A l'invitation du juge

instructeur, les parties ont complété leurs moyens (X.________, en date du 23

février 2004, l'ACI le 24 mars suivant). Dans ce cadre, la recourante a

notamment indiqué que les deux immeubles qu'elle détenait dans le canton de

Vaud n'étaient pas affectés à l'exploitation de son commerce, mais étaient

loués à des tiers; elle a précisé néanmoins que ceux-ci servaient à la garantie

des prestations d'assurance-maladie servies aux assurés.

E. On notera que X.________

a également contesté par voie de réclamation l'impôt foncier sans défalcation

des dettes qui lui a également été notifié pour l'année fiscale 2001. La

décision sur réclamation litigieuse ne concerne toutefois pas cet impôt.

Considérants

1.

a) L'art. 128 de la loi

du 4 juillet 2000 sur les impôts directs cantonaux (ci-après: LI; la loi sur le

même objet du 5 décembre 1956 est abrégée aLI) prévoit un impôt complémentaire

sur les immeubles appartenant aux personnes morales; l'impôt annuel dû à ce

titre s'élève à 1%o de l'estimation fiscale des immeubles dont elles sont propriétaires.

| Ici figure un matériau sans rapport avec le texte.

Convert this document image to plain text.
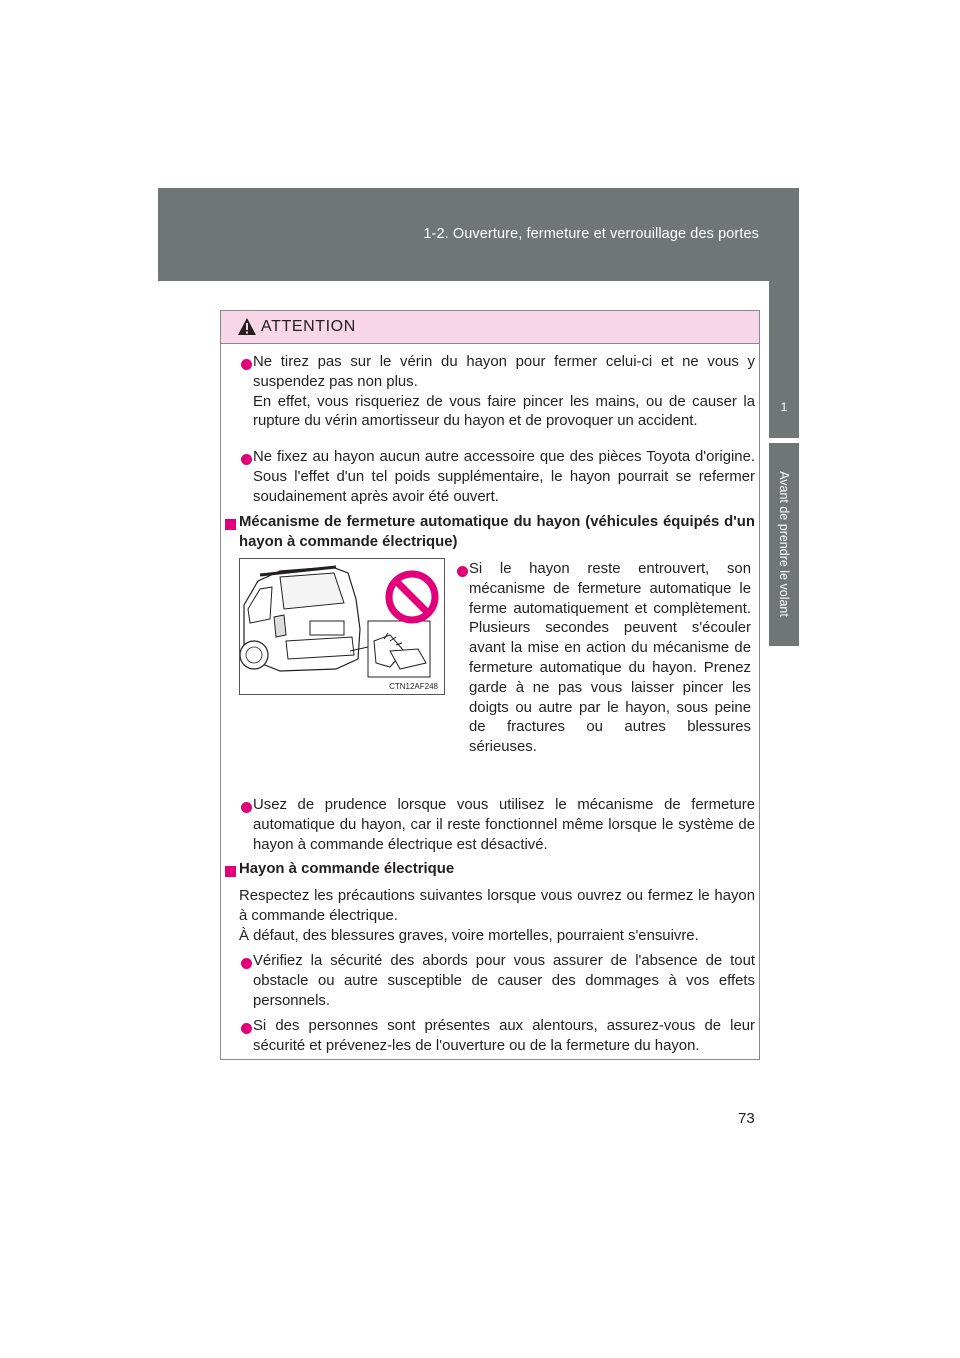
1-2. Ouverture, fermeture et verrouillage des portes
1
Avant de prendre le volant
ATTENTION

Ne tirez pas sur le vérin du hayon pour fermer celui-ci et ne vous y suspendez pas non plus.

En effet, vous risqueriez de vous faire pincer les mains, ou de causer la rupture du vérin amortisseur du hayon et de provoquer un accident.

Ne fixez au hayon aucun autre accessoire que des pièces Toyota d'origine. Sous l'effet d'un tel poids supplémentaire, le hayon pourrait se refermer soudainement après avoir été ouvert.

Mécanisme de fermeture automatique du hayon (véhicules équipés d'un hayon à commande électrique)
CTN12AF248
Si le hayon reste entrouvert, son mécanisme de fermeture automatique le ferme automatiquement et complètement. Plusieurs secondes peuvent s'écouler avant la mise en action du mécanisme de fermeture automatique du hayon. Prenez garde à ne pas vous laisser pincer les doigts ou autre par le hayon, sous peine de fractures ou autres blessures sérieuses.
Usez de prudence lorsque vous utilisez le mécanisme de fermeture automatique du hayon, car il reste fonctionnel même lorsque le système de hayon à commande électrique est désactivé.
Hayon à commande électrique

Respectez les précautions suivantes lorsque vous ouvrez ou fermez le hayon à commande électrique.

À défaut, des blessures graves, voire mortelles, pourraient s'ensuivre.

Vérifiez la sécurité des abords pour vous assurer de l'absence de tout obstacle ou autre susceptible de causer des dommages à vos effets personnels.
Si des personnes sont présentes aux alentours, assurez-vous de leur sécurité et prévenez-les de l'ouverture ou de la fermeture du hayon.
73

Sont toutefois exceptés les immeubles ou parties d'immeubles que ces personnes

morales utilisent elles-mêmes pour l'exploitation d'un commerce ou d'une

industrie et les immeubles d'habitation à caractère social. Par ailleurs,

l'art. 129 LI prévoit le remboursement de cet impôt en cas d'aliénation d'un

immeuble ou d'une partie d'immeuble entraînant le paiement d'un droit de

mutation (à concurrence cependant de quinze fois son montant annuel; la somme à

rembourser ne doit pas excéder le montant du droit de mutation payé). Ces

règles ont été reprises, sans changement notable, de la législation antérieure

(art. 67 et 68a aLI). La loi du 23 décembre 1930 avait déjà introduit un impôt

complémentaire sur les immeubles appartenant aux sociétés et fondations,

destiné à remplacer le droit de mutation pour les transferts immobiliers par

cession du capital-actions; ce régime a été reconduit par les articles 61septies et ss, dans le

texte de la commission parlementaire, lors de l'adoption de la loi du 26

novembre 1956 (v. BGC automne 1956, p. 698 et ss, p. 814; devenus par la suite

art. 67 et ss aLI).

Le règlement du 8

janvier 2001 sur l'imposition complémentaire des immeubles appartenant aux

sociétés et fondations complète la réglementation légale; ainsi, l'art. 3 de ce

règlement prévoit par exemple que la société dont les immeubles sont

entièrement ou en partie utilisés par elle-même pour l'exploitation d'un

commerce ou d'une industrie remplit à cet effet une formule de demande de

dégrèvement; la détermination initiale de la base d'imposition et toute

modification ultérieure font l'objet d'une décision séparée (art. 5 du

règlement).

L'analyse historique

permet de constater que le législateur vaudois, contrairement à celui d'autres

cantons, a renoncé à la perception d'un droit de mutation sur les transferts

d'actions de sociétés immobilières; en lieu et place d'un tel prélèvement, il a

introduit la perception de l'impôt complémentaire sur les immeubles ici en

cause (v. à ce sujet notamment Olivier Bourgeois, Le statut fiscal des sociétés

immobilières dans les cantons de Vaud et de Genève, thèse Lausanne 1964, p. 205

ss, ainsi que Olivier Thomas, Les droits de mutation, étude des législations

cantonales, thèse Lausanne 1991, p. 163 ss et les réf. citées; v. encore Alfred

Schreiber, "Biens de mainmorte", A propos de l'impôt spécial

sur les sociétés immobilières, RDAF 1949, 17; cet auteur parle même, s'agissant

de l'impôt complémentaire ici en cause de "taxe d'abonnement").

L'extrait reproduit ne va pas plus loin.